What RL Actually Does to Language Models, at the Token Level

23 minutes

Source: Rethinking RL for LLM Reasoning: It's Sparse Policy Selection, Not Capability Learning

Paper was published on May 07, 2026

This episode was AI-generated on May 8, 2026. The script was written by an AI language model and the host voices were synthesized by Eleven Labs. The producer is not affiliated with Anthropic or Eleven Labs.

A new paper argues that reinforcement learning on math reasoning isn't teaching language models new tricks — it's editing one to three percent of tokens, all of which the base model was already considering.

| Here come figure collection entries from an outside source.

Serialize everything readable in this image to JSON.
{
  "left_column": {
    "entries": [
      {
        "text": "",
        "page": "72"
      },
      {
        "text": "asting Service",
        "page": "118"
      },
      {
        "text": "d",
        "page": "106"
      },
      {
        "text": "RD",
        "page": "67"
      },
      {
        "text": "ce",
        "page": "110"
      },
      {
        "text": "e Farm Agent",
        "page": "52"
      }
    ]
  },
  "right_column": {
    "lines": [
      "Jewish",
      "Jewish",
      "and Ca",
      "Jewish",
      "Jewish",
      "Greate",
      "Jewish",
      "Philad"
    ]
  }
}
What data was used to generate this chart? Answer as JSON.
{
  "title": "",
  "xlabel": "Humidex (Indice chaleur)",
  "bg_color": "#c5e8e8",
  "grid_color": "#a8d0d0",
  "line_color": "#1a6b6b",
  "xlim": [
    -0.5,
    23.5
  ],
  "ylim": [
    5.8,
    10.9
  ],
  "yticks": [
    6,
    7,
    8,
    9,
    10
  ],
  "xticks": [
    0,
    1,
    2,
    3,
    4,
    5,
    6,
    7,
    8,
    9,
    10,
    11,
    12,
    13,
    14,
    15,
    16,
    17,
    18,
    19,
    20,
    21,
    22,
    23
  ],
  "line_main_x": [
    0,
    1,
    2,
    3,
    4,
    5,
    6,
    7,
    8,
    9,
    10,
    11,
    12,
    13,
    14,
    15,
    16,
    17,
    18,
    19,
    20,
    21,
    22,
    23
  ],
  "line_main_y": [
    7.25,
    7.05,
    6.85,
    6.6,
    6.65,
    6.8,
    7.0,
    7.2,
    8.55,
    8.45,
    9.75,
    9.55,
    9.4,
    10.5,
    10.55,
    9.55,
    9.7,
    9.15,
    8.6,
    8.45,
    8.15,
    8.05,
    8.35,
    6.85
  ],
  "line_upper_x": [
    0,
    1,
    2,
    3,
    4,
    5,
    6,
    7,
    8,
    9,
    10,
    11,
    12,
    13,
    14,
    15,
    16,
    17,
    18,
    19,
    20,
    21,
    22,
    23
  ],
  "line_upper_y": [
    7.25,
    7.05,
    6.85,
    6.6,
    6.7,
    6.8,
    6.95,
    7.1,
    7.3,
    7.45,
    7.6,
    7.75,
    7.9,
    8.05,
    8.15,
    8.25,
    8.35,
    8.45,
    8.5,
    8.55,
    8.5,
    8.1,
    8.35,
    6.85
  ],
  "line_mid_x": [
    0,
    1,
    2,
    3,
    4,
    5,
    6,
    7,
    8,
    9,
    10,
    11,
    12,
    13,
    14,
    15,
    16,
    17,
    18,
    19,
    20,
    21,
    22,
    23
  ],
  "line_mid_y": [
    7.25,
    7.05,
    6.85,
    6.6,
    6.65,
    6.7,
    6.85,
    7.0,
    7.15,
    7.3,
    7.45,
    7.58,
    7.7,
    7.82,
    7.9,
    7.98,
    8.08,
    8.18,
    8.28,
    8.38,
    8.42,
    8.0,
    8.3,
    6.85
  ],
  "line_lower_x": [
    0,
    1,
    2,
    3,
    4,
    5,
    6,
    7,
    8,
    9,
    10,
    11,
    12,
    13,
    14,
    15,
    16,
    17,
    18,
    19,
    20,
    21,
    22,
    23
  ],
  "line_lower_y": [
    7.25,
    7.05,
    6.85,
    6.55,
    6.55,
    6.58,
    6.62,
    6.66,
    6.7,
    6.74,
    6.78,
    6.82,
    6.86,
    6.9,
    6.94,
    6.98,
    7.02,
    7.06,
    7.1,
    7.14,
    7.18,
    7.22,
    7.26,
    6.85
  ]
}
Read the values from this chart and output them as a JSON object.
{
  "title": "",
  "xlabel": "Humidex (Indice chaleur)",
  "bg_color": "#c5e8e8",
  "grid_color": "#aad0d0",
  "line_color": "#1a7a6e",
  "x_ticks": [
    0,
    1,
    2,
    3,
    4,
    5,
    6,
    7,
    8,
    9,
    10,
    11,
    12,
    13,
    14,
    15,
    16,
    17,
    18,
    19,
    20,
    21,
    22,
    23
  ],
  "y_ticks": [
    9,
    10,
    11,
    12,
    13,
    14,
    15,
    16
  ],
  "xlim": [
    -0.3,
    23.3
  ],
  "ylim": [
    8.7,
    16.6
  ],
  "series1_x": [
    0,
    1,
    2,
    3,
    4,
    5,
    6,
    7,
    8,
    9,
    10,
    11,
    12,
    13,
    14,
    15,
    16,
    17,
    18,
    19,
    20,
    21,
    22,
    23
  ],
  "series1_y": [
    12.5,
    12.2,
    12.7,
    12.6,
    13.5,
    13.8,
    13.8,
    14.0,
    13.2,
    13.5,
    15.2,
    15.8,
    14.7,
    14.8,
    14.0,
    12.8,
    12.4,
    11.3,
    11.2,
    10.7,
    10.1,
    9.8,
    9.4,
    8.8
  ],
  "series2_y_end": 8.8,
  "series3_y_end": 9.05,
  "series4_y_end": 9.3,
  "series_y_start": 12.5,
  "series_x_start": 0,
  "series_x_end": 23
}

If that's right, the elaborate RL pipelines behind frontier reasoning models may be solving a much smaller problem than their cost suggests, and a $25 training run can match a $103,000 one.

Key Takeaways

RL-trained and base models agree on 97-99% of tokens; where they differ, the RL model's choice is almost always already in the base model's top five

Disagreements concentrate at high-entropy 'fork' positions — moments where the base model is uncertain — at 7-12x the average entropy

A causal control (random substitution at the same positions) shows it's the specific token choices, not just the locations, that carry the benefit

ReasonMaxxer reproduces full RL accuracy using 50 problems, a tiny LoRA adapter, and a contrastive loss gated by base-model entropy — for around $25 on a 32B model

The mechanistic story is established only for math reasoning; pass-at-high-k isn't tested, and the cost comparisons partly rely on estimated baselines

The AlphaGo analogy for RL on LLMs is probably wrong: RL looks like calibration of an already-capable base model, not discovery of new strategies

00:00 — The $103,000 vs. $25 result
Framing the four-thousand-fold cost gap between a standard RL pipeline and the paper's alternative on the same 32B model.

02:58 — What people thought RL was doing
The AlphaGo-style framing that justified large RL post-training budgets, and prior hints (Yue, Davis & Recht, Wang) that it might be wrong.

05:56 — The token-level observation
Base and RL models agree on 97-99% of tokens, disagree only on the base model's top alternatives, and only at high-entropy positions.

08:54 — The oracle intervention and random control
A surgical experiment showing that patching just the disagreement tokens recovers RL's accuracy — and that random substitutions at the same positions don't.

11:52 — Locating the edits without a teacher
Entropy alone, computed from the base model, identifies the consequential positions; a tiny LoRA captures the parameter footprint of the change.

14:51 — ReasonMaxxer: the constructive method
How 50 problems, base-model rollouts, an entropy gate, and a contrastive loss reproduce RL's gains for a few dollars on a single GPU.

17:49 — Where the argument is and isn't tight
Caveats on math-only evidence, missing pass-at-k comparisons, estimated baseline costs, and the indirect link between mechanism and method.

20:47 — Calibration, not composition
Why the findings reframe RL as fine-tuning a model already mostly in tune, and what that implies for where reasoning capability really comes from.